Miami Palmetto High School Senior Sarah Khan teaches conversational English to underprivileged immigrants in Homestead.
She started this past summer, after her mom told her about hiring a worker who couldn’t speak English for the family construction site.
“My uncle works there too, he owns the place,” Khan says. “My uncle said, ‘all these workers, I can’t talk to them because I can only speak English’.”
When her mom was telling her about the situation, Khan suggested they should teach them English. They talked to the worker and he in turn asked his pastor at La Iglesia Roca Fuerte if anyone else in the church was interested in learning English.
An announcement was made and they started with 30 students, about double what Khan had expected. The classes are every Saturday night for 90-minutes. Khan’s mom and cousins help her teach the class.
“We separate the group into three different groups,” she says. “We have Advanced, where my oldest cousin takes charge, I’m in charge of Beginners and my other cousin is in charge of Intermediate.”
The program is important to Khan because she comes from a family of immigrants.
“On my mother’s side, my grandma is from El Salvador,” she says. “My mom grew up in the states, and took advantage of the education here, but it was impossible for my grandmother.”
Most of the students already know the basics, but they struggle with speaking English. The goal is to help them be able to converse comfortably and help them recognize the need to climb the educational ladder.
She writes the lesson plans based on lessons she’s seen online and from her experience from her previous Spanish classes.
“I translate vocabulary from English to Spanish and incorporate the vocabulary into situational prompts,” she says.
Likewise her goal is to enroll each student into evening English classes with the help of her community before she goes off to college.
Khan spoke only English with her dad and Spanish with her mom. When the family was all together, they spoke mostly English.
Growing up, Khan was not at all confident speaking Spanish until she went to a language middle school, which helped take away her fear.
“I felt like these students felt,” she says.
Through technology, she plans to stream the English classes.
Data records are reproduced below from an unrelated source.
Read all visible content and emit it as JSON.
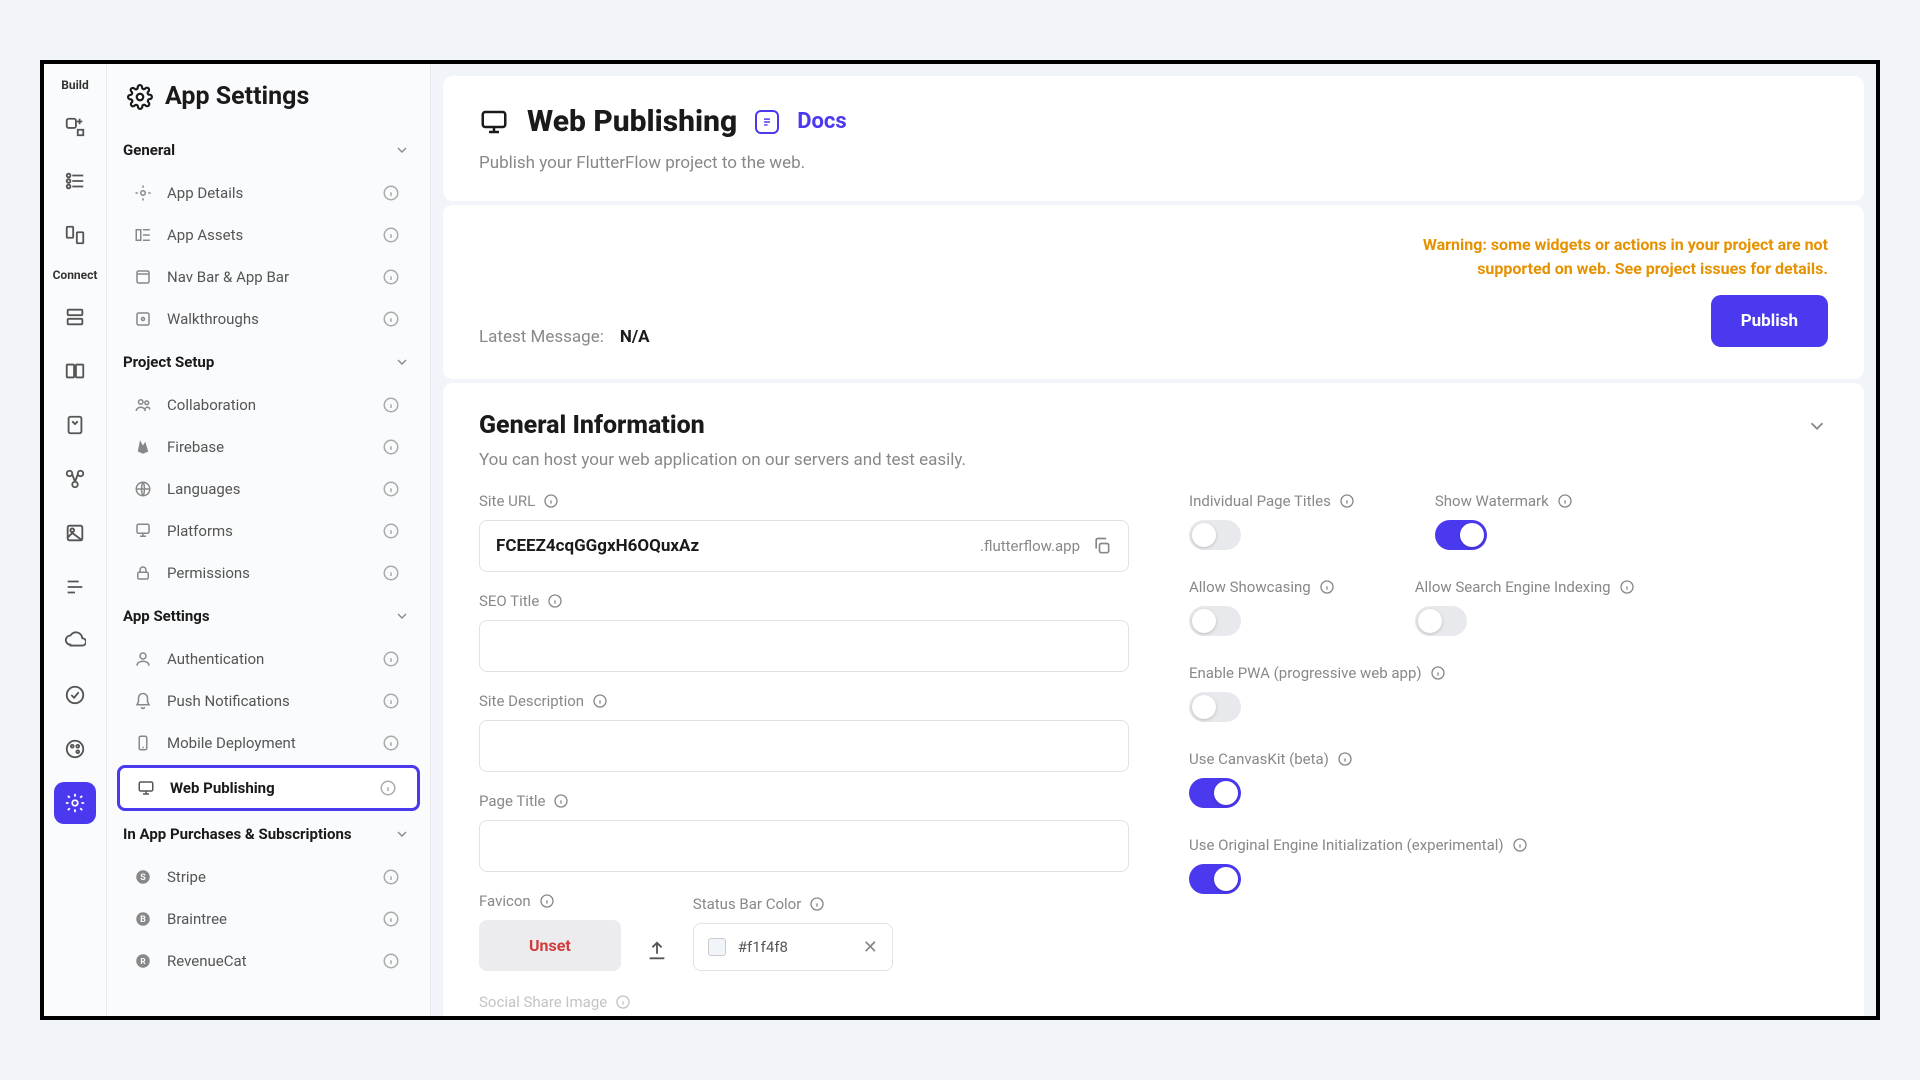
{
  "iconbar": {
    "section_build": "Build",
    "section_connect": "Connect"
  },
  "sidebar": {
    "title": "App Settings",
    "groups": [
      {
        "label": "General",
        "items": [
          {
            "label": "App Details"
          },
          {
            "label": "App Assets"
          },
          {
            "label": "Nav Bar & App Bar"
          },
          {
            "label": "Walkthroughs"
          }
        ]
      },
      {
        "label": "Project Setup",
        "items": [
          {
            "label": "Collaboration"
          },
          {
            "label": "Firebase"
          },
          {
            "label": "Languages"
          },
          {
            "label": "Platforms"
          },
          {
            "label": "Permissions"
          }
        ]
      },
      {
        "label": "App Settings",
        "items": [
          {
            "label": "Authentication"
          },
          {
            "label": "Push Notifications"
          },
          {
            "label": "Mobile Deployment"
          },
          {
            "label": "Web Publishing"
          }
        ]
      },
      {
        "label": "In App Purchases & Subscriptions",
        "items": [
          {
            "label": "Stripe"
          },
          {
            "label": "Braintree"
          },
          {
            "label": "RevenueCat"
          }
        ]
      }
    ]
  },
  "header": {
    "title": "Web Publishing",
    "docs": "Docs",
    "subtitle": "Publish your FlutterFlow project to the web."
  },
  "status": {
    "latest_label": "Latest Message:",
    "latest_value": "N/A",
    "warning": "Warning: some widgets or actions in your project are not supported on web. See project issues for details.",
    "publish": "Publish"
  },
  "general_info": {
    "title": "General Information",
    "subtitle": "You can host your web application on our servers and test easily.",
    "site_url": {
      "label": "Site URL",
      "value": "FCEEZ4cqGGgxH6OQuxAz",
      "suffix": ".flutterflow.app"
    },
    "seo_title": {
      "label": "SEO Title",
      "value": ""
    },
    "site_desc": {
      "label": "Site Description",
      "value": ""
    },
    "page_title": {
      "label": "Page Title",
      "value": ""
    },
    "favicon": {
      "label": "Favicon",
      "unset": "Unset"
    },
    "status_bar": {
      "label": "Status Bar Color",
      "value": "#f1f4f8"
    },
    "social_share": "Social Share Image",
    "toggles": {
      "individual_page_titles": {
        "label": "Individual Page Titles",
        "on": false
      },
      "show_watermark": {
        "label": "Show Watermark",
        "on": true
      },
      "allow_showcasing": {
        "label": "Allow Showcasing",
        "on": false
      },
      "allow_search_indexing": {
        "label": "Allow Search Engine Indexing",
        "on": false
      },
      "enable_pwa": {
        "label": "Enable PWA (progressive web app)",
        "on": false
      },
      "use_canvaskit": {
        "label": "Use CanvasKit (beta)",
        "on": true
      },
      "use_original_engine": {
        "label": "Use Original Engine Initialization (experimental)",
        "on": true
      }
    }
  }
}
Her volunteer work includes a summer at Shake-A-Leg, the Coconut Grove based program that teaches handicapped and underprivileged children water sports.
She worked with the regular kids. She and the children kayaked, sailed and learned science. They also did arts and crafts, went swimming and fishing.
She’s also volunteered at the Miami Open. She loved watching tennis because she used to play so she enjoyed the week she spent working the tournament.
Last year, Khan was a photographer on the yearbook staff at Palmetto.
“Photography was something I was interested in and so was journalism,” she says. “It improved my social skills and my photography skills.”
Being on staff also helped her integrate into Palmetto. She’d attended Coral Reef the first two years of high school but withdrew because she was supposed to move to California with her father. However, when those plans fell through, she enrolled in Palmetto.
Her plan now is to go to college in California, so she’s applying to all the California state universities. Her top colleges are USC and UCLA. She wants to major in civil engineering and work for transportation companies.
Her interest in transportation grew after she attended the University Miami National Summer Transportation Institute program which taught the students how transportation works in Miami.